To help validate the salon staff’s capabilities, the reception area should proudly display the employees’ certifications, awards, as well as participation certificates.
Replace Old Equipment
The evaluation of a shop will give owners the best sense of which items to replace first. The purchase of cage banks, tubs and tables will be the biggest ticket items. Electric tables are expensive, but groomers may find some gently used ones on the Internet. Hydraulic tables should have a pin to keep them in place to avoid slowly sinking dogs.
Investing in locking casters for all of the tables in the shop allow groomers to easily move the tables for cleaning and raise large dogs to walk in and out of a tub.
The investment in a stainless-steel tub is definitely worthwhile. If an owner ever plans to relocate, the tub can move, whereas, an added or upgraded built-in tub is permanent.

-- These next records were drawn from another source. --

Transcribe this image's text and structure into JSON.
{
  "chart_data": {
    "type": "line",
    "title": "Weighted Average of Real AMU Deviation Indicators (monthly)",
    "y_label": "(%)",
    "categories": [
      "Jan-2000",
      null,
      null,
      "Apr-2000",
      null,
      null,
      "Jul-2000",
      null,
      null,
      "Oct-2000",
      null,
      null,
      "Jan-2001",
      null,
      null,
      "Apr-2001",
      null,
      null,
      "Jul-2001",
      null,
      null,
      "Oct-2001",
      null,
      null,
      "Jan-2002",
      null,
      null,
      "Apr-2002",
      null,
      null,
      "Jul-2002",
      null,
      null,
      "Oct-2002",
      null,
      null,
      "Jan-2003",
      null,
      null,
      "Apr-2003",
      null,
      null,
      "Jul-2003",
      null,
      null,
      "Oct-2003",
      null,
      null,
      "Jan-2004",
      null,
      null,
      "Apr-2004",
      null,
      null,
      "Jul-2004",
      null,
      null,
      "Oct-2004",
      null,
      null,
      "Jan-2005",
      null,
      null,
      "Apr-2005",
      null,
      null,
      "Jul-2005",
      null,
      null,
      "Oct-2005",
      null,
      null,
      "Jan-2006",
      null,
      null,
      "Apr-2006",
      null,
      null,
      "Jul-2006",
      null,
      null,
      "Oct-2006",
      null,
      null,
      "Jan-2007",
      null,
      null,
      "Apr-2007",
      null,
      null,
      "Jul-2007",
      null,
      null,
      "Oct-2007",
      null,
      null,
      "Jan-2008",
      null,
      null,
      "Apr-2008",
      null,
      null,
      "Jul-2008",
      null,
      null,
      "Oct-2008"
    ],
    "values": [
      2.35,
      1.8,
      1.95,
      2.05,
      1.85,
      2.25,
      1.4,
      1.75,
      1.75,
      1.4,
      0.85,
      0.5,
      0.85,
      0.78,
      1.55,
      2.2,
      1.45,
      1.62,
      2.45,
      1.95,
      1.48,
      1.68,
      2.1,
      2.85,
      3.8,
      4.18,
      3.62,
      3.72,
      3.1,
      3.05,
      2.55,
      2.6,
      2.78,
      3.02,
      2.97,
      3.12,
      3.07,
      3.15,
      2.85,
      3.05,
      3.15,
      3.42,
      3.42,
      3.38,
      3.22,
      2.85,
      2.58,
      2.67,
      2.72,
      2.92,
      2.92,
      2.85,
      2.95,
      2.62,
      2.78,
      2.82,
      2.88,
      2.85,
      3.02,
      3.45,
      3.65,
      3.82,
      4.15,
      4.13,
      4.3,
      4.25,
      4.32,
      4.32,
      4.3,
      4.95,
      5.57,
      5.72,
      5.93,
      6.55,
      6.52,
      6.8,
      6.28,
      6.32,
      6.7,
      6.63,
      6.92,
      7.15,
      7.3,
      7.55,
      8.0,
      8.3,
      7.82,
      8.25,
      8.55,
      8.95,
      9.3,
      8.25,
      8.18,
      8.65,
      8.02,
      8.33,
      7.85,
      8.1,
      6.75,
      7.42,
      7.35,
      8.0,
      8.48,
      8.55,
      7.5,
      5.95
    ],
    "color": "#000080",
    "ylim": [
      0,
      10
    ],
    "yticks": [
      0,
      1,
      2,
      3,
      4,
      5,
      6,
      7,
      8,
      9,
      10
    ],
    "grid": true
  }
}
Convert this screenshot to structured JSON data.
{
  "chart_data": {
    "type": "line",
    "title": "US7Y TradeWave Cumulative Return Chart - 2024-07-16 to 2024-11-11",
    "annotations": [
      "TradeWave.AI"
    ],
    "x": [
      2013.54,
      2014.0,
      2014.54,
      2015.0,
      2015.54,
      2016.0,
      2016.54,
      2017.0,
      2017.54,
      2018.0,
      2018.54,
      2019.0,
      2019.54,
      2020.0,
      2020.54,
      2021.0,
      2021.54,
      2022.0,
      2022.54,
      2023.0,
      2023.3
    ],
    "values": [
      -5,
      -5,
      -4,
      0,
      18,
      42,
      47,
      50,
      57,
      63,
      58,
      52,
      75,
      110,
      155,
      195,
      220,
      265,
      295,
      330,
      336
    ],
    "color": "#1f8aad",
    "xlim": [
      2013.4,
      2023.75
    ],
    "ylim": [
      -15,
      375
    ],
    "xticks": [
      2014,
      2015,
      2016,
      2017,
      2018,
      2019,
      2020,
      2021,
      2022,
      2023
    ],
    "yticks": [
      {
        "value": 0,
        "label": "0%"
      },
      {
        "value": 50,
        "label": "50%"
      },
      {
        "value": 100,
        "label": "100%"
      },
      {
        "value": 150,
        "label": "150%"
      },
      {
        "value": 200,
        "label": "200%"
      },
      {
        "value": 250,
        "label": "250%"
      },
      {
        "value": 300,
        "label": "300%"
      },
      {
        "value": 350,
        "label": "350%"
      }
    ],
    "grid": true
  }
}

If a shop plans to add a bathing system, it should never replace the one-on-one with the dog.
With change brings the opportunity for a name modification. Adding “Salon & Spa” to the end of the existing name—or changing to a completely different one—provides the opportunity to advertise a grand opening.
It will be important to train the staff on the new services, treatments and company procedures before a grand opening. The shop owner and staff should have the routine down to a science using existing customers before a name change or reimagining is complete.
Cecily Koplin joined Animal Behavior College in 2009 to assist in the development of its Grooming Program. She owned of A Dog’s Life Grooming Salon & Spa, where she created and specialized in Gentle Touch Grooming techniques, and is a published writer, a script doctor, and was in the computer industry.